Marx, farklılık rantını, farklı verimlilikte ve eşit
büyüklükteki topraklara yatırılan, eşit sermaye miktarının, eşit olmayan
üretkenliği olarak ele almıştı. Marx, eşit büyüklükte toprağa, eşit sermaye yatırımı
ile birlikte, eşit olmayan üretkenlik sonucunda ortaya çıkan bu verimlilik
farkına, farklılık rantının birinci biçimi adını vermişti. Bu farklılık
rantının birinci biçiminde, ekili olan toprakların genişletilmesi yoluyla
ürünlerin artırılması ele alınmıştı. Yani yeni toprakların ekime açılmasıyla
birlikte, ekstansif (yaygın) ekimle, bir genişleme durumu söz konusuydu.
Kapitalizmin gelişmesiyle birlikte, farklılık rantının bu
birinci biçimiyle yetinilmemiştir.

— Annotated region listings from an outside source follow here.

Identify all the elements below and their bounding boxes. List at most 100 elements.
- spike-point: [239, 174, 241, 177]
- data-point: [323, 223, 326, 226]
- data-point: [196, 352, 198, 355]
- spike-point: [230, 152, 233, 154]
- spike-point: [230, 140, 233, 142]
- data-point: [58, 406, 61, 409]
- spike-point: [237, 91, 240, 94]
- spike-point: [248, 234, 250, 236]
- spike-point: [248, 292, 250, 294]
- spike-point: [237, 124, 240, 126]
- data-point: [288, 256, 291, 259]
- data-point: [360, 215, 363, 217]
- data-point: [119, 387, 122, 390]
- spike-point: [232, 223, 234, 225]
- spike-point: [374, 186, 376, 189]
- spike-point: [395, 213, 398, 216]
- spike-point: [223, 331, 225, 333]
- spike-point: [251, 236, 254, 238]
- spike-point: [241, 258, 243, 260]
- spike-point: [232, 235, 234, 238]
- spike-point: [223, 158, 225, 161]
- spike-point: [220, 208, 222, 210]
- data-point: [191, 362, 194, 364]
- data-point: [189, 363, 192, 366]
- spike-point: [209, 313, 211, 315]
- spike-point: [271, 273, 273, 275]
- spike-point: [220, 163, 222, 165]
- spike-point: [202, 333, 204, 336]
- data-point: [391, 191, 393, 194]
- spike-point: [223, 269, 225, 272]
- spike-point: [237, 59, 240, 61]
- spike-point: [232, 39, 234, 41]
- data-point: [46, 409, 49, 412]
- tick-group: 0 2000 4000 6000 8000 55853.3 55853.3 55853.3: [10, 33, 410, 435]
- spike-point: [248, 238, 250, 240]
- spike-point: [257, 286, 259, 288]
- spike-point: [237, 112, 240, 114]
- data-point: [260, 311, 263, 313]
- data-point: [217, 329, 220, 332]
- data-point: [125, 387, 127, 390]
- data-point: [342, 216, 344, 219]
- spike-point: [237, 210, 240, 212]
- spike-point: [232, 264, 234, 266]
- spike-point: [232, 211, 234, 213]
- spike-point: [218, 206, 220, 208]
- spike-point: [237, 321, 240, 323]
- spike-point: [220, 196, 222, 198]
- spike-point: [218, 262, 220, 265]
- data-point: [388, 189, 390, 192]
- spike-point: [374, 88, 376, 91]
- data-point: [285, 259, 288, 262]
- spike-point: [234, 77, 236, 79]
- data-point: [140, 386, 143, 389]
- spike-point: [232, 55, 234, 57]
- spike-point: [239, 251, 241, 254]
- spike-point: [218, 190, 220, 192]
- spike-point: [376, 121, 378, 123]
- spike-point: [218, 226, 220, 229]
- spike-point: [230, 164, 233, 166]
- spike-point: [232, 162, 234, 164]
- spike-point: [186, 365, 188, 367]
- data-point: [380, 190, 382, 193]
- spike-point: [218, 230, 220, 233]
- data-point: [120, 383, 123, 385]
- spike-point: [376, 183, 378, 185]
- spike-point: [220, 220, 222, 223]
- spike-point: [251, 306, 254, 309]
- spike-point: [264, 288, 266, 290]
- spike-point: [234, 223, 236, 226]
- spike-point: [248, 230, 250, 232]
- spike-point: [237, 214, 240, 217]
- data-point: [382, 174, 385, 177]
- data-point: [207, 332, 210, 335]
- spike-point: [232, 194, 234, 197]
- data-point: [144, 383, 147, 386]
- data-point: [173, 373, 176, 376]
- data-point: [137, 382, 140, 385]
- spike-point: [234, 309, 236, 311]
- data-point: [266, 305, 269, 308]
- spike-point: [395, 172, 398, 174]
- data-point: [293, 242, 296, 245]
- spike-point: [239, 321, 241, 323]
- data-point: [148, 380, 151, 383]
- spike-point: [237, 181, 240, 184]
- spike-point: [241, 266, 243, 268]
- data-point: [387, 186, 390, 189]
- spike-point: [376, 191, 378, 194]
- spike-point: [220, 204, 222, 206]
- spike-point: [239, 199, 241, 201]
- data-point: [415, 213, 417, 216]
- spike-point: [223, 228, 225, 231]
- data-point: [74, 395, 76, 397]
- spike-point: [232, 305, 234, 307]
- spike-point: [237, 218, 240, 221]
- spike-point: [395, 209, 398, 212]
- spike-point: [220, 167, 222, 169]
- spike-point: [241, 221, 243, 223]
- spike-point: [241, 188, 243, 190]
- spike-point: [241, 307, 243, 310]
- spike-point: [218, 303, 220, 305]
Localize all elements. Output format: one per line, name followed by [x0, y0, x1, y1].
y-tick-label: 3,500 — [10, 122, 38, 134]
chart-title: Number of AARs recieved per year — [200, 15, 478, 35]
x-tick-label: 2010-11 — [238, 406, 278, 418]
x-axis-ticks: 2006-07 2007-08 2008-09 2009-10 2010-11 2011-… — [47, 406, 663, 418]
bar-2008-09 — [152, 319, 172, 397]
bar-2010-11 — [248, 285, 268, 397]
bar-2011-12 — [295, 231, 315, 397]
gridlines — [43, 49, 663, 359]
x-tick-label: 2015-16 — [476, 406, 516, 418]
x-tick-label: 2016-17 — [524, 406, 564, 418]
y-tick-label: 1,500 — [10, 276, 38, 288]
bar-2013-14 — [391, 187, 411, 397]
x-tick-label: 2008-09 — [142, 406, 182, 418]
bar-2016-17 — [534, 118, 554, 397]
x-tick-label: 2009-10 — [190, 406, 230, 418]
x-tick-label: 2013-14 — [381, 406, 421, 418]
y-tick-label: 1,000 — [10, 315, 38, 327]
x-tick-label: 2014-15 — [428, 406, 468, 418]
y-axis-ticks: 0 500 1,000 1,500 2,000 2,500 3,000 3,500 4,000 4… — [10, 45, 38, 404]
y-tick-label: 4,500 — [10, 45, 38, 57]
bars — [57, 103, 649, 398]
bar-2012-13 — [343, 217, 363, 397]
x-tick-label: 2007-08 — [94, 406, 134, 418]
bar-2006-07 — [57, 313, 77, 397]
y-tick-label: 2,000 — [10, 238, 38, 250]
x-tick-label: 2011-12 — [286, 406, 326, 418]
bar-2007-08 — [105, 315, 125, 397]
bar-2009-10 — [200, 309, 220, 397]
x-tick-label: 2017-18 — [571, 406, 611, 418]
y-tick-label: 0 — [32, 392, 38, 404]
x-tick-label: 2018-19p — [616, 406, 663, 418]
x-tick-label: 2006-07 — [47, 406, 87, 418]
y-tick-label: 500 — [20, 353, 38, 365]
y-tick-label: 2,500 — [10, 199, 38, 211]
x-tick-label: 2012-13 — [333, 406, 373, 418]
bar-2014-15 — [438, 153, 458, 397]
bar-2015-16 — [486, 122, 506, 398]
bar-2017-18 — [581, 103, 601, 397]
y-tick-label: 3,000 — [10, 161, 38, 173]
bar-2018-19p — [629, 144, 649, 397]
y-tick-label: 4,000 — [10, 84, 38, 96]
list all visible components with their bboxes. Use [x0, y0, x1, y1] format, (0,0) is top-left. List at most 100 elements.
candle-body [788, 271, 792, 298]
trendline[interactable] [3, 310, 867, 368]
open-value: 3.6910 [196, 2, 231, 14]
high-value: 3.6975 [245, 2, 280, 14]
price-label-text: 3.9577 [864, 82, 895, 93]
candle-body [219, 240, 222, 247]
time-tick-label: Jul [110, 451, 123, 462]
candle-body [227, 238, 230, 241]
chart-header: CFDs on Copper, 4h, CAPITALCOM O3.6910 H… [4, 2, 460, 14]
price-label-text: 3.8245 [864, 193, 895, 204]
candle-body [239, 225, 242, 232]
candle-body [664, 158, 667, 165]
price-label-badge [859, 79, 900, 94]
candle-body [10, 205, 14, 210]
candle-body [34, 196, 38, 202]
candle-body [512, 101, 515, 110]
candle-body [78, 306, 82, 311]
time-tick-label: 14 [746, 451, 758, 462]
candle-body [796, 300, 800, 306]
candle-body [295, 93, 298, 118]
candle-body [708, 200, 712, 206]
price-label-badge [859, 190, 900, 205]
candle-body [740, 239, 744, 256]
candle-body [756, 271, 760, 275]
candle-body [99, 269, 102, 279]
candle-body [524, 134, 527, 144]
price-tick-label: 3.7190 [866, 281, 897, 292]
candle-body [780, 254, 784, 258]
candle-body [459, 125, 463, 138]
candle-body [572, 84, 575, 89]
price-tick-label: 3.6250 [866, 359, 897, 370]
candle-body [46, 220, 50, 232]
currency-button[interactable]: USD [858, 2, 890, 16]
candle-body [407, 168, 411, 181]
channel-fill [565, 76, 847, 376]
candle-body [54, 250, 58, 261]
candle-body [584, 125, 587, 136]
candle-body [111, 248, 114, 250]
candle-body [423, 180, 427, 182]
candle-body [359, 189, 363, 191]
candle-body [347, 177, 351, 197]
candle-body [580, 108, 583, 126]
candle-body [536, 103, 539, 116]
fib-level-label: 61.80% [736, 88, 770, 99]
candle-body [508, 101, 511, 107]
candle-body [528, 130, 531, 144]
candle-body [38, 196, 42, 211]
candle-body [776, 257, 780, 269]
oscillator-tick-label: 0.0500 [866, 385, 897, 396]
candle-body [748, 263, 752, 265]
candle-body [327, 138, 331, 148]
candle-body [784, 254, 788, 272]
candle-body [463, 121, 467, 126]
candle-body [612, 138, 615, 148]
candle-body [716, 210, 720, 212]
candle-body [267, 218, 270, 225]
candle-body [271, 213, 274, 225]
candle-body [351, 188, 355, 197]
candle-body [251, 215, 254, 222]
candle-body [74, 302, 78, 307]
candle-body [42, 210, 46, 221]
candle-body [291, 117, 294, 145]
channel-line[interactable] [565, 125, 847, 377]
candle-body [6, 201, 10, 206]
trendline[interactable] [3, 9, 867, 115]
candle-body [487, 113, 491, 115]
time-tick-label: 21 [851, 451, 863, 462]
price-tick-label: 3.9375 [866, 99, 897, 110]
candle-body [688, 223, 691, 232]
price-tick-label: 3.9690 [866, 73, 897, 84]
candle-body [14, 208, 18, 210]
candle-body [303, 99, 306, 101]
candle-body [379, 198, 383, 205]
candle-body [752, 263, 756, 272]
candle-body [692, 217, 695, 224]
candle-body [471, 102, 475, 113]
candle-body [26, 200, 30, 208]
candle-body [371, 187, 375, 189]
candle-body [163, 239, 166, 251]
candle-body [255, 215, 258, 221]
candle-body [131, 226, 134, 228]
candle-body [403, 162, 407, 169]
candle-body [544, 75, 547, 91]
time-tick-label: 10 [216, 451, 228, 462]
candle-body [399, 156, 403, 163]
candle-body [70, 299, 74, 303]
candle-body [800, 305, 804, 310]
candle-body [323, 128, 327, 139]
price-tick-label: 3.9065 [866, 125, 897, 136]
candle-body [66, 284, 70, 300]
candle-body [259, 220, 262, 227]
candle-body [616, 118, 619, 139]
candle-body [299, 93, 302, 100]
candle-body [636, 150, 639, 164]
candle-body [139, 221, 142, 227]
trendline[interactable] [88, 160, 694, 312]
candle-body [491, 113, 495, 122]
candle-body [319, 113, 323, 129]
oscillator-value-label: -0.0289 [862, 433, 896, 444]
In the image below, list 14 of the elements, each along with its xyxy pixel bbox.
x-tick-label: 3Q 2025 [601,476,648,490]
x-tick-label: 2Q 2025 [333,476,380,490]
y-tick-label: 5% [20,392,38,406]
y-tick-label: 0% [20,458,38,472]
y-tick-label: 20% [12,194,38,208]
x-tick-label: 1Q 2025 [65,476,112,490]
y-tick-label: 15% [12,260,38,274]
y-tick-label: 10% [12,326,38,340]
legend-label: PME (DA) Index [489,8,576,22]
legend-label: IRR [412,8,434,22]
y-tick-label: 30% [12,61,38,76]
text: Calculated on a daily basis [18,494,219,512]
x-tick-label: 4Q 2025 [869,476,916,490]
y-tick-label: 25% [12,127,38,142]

Tarımsal üretimin, yeni topraklar açılarak
genişletilmesinin yanında, yeni topraklar açılmadan üretimin, başka bir anlamda
artı kârın, rantın artırılması yoluna gidilmiştir. Bu yöntem, aynı toprak
parçasına ek sermaye yatırılarak, yoğunlaştırmayla yapılır. Yani yeni bir toprağı
ekime açmadan, var olan topraklara yeni sermaye yatırımlarıyla yapılır. Marx, aynı
toprak parçasına, ek sermaye yatırılarak elde edilen bu farklılık rantına
farklılık rantı II demiştir. Demek ki, farklılık rantının bu ikinci biçimi,
aynı toprak parçasına ek sermaye yatırılarak, entansif ekimle sağlanır.